LONDON (Web Desk) – Tim Southee grinned as his team-mates engulfed him. After two-and-a-half months in England training gear in his role as bowling coach – or, officially, “specialist skills consultant” – he was back in playing kit for Birmingham Phoenix. More pertinently, he had just cleaned up Trent Rockets’ Joe Root with the first ball he had bowled to him, which crashed into his leg stump.

It was a wicket that epitomised cricket’s gig economy. Southee, 36, retired from Test cricket after New Zealand’s home series against England last year and is still working out his next steps. He spent the start of the year at the ILT20 in the UAE, and is now juggling franchise contracts with his first steps into coaching in an arrangement he describes as “the best of both worlds”.

It led to the unusual sight of Southee bowling long spells in the nets to England’s batters during their recent series against India to prepare himself physically. “A few opportunities presented themselves in the nets, especially the day before a game where bowlers don’t bowl a lot,” he explains. “I had to get through some overs at some stage, having not played since January.”

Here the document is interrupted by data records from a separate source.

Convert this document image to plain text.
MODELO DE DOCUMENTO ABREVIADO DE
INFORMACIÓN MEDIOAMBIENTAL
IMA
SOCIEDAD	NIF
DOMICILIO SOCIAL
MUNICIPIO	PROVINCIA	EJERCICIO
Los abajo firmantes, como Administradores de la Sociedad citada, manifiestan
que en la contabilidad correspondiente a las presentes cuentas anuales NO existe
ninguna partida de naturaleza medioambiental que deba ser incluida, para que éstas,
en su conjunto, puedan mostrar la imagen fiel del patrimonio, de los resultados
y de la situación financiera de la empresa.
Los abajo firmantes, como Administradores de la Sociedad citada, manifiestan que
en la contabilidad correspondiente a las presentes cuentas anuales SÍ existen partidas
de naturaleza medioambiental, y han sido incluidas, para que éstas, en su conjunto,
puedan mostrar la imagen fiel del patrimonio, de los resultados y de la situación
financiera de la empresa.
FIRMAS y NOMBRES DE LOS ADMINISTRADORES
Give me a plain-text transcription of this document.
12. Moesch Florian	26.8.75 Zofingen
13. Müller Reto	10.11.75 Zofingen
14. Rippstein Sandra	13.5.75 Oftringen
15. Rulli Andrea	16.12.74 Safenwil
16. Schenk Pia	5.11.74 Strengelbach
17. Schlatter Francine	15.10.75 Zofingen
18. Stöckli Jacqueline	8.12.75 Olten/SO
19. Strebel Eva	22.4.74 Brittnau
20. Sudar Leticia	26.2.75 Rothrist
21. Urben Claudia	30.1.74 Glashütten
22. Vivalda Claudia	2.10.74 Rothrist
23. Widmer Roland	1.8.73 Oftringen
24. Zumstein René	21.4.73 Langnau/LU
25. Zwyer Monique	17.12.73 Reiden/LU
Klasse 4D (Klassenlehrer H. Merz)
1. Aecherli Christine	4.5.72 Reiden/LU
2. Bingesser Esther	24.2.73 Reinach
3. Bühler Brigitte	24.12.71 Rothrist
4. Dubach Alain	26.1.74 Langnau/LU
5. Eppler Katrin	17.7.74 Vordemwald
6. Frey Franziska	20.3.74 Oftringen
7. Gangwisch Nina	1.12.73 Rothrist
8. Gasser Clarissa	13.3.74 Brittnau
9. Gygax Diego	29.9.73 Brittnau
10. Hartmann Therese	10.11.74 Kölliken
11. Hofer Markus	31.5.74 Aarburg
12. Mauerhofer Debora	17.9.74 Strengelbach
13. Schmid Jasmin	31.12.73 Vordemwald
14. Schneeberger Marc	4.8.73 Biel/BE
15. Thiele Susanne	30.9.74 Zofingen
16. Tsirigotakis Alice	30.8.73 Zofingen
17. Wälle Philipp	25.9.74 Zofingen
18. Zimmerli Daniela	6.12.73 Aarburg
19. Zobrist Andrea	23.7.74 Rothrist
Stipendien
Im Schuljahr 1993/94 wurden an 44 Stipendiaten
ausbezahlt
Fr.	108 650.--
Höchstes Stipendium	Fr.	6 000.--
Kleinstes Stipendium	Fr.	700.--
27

The Hundred has been a challenge for him, with three expensive wickets in five appearances compared to 14 cheap ones in nine games last season. But he has enjoyed the “Kiwi flavour” at Phoenix, with head coach Daniel Vettori recruiting Southee’s long-term new-ball partner Trent Boult for the 2025 season, joining Adam Milne in an all-New Zealand fast-bowling attack.

As the Hundred started, New Zealand’s next generation of fast bowlers were spearheading a dominant 2-0 Test series win in Zimbabwe, and Southee has helped to oversee a similar transition with England’s seamers in the world after James Anderson and Stuart Broad. Their depth and resilience was tested in the 2-2 draw with India, but Southee was impressed.

“There’s a lot to be excited about,” he says. “You’ve got to also realise that the guys like Brydon Carse, Gus Atkinson and Josh Tongue, they’re very new to Test cricket still. Someone like Brydon Carse feels like he’s played a lot of cricket – he has, across three formats in the last 12 months – but he’s still very, very new, very raw in his Test career.

“Gus Atkinson has achieved so much in his first 10 [13] Test matches: a 10-for, a hundred, a hat-trick… Josh Tongue as well, you see how exciting he is when he gets it right: he’s got pace, bounce, skills. Combine that with the way that Ben Stokes is bowling… and throw in the likes of Mark Wood, Jofra Archer. It’s pretty hard not to get excited about that group of bowlers.”

He was particularly impressed by Carse’s gruntwork, believing he bowled much better than a series haul of nine wickets at 60.88 might suggest. “He didn’t have a lot of success on some pretty tough surfaces… But [I loved] the way that he kept coming, his attitude towards it, his ability to reach 90mph at his peak but also operate in a pretty skilful way.”